Briteiros is an unusual castros, having its streets arranged into a roughly grid pattern. The "urbanized" area of the settlement includes an acropolis surrounded by the first rampart in an elevated area of about 7 hectares.

Around 100 residential compounds were found in this area, grouped into small blocks divided by several streets. Each of the compounds, was delimited by masonry walls and provided living and working space for a large family. These structures included one to three circular stone houses, some large with an atrium, where the nuclear family lived; other structures within the compound housed other family members, served as stables or stored agricultural tools, food, and rain or spring water. Daily tasks and crafts were performed in the stone-paved courtyard of the compound, which formed the center of family life in the citânia. Assuming around 6 people per family unit, a population of the acropolis of around 625 people has been estimated, but estimates may reach as many as 1500 for the entire settlement when excavations are made of the eastern and south-western extremities.

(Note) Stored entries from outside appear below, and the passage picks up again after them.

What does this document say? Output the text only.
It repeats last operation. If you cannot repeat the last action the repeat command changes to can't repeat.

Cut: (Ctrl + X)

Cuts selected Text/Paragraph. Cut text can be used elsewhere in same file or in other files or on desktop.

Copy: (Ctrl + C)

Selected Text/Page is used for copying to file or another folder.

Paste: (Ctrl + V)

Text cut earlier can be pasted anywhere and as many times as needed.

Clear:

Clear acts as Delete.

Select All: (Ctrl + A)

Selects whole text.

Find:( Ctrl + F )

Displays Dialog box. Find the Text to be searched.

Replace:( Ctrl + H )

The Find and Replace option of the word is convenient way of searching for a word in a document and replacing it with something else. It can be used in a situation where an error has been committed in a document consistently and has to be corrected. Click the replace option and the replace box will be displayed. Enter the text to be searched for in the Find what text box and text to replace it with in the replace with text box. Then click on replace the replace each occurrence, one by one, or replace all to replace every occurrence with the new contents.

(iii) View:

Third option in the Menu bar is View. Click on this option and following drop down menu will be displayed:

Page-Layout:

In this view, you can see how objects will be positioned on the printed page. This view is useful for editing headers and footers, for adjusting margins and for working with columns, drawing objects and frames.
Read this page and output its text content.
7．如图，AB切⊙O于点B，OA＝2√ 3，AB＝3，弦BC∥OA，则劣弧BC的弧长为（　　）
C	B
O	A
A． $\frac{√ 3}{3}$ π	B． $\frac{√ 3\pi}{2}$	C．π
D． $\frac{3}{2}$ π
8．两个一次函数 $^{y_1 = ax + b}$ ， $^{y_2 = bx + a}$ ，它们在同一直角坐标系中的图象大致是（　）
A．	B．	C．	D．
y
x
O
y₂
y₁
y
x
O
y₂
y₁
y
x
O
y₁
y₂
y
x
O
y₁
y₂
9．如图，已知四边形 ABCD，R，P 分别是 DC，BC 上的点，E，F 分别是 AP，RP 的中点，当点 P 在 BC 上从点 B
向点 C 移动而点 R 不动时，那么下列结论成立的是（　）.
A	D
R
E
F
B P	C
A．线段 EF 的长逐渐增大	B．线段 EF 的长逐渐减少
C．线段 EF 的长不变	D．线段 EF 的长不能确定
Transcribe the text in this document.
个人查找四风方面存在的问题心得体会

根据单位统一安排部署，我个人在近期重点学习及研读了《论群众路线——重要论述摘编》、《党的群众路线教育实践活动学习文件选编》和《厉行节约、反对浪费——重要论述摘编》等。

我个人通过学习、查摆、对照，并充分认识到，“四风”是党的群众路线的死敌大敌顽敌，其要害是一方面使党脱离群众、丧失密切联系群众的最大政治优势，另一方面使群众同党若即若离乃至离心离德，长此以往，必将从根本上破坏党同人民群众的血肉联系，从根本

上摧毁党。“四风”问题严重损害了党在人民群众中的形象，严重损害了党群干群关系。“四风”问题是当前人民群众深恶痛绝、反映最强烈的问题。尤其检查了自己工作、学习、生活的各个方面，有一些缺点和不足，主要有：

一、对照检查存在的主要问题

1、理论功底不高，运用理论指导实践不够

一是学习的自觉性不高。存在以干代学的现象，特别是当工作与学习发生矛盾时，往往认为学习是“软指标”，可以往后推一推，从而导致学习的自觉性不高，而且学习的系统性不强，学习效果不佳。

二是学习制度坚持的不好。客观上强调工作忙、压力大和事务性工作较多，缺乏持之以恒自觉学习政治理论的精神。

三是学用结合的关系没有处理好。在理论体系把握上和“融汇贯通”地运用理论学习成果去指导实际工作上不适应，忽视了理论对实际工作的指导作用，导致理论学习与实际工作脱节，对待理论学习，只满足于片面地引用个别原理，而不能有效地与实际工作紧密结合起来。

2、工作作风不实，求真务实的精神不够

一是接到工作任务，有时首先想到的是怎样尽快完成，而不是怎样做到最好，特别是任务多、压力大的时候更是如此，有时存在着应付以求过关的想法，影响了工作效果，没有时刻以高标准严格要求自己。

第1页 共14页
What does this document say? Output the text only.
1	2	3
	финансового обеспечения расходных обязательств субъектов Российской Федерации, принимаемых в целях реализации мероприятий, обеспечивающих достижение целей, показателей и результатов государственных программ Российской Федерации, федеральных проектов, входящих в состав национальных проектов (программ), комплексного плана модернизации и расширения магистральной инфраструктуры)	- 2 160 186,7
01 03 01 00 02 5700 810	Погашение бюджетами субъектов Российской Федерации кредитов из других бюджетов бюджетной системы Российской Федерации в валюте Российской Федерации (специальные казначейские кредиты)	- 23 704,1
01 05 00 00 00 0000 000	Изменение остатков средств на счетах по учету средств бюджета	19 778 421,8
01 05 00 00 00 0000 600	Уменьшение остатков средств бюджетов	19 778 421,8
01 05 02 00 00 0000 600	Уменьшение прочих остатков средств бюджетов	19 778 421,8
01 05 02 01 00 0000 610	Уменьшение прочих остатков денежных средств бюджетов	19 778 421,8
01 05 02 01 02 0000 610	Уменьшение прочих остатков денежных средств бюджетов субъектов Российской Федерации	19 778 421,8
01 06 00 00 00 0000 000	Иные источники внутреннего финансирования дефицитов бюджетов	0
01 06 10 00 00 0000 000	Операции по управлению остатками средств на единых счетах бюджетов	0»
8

The ramparts and main roads are the most visible part of the site, although there are conduits that carried water from a spring on the hill, fountains, two public bath structures and a large meeting or council house. The ruins of one bath (accidentally found during road work in the 1930s) is the best-preserved construction of its kind in northern Portugal and Galicia. Including a decorative monolith of almost 3 m2, called the Pedra Formosa (the "handsome stone") thought to have once formed part of a burial chamber. Between the second and third line of defences, along the south, is a structure with kiln.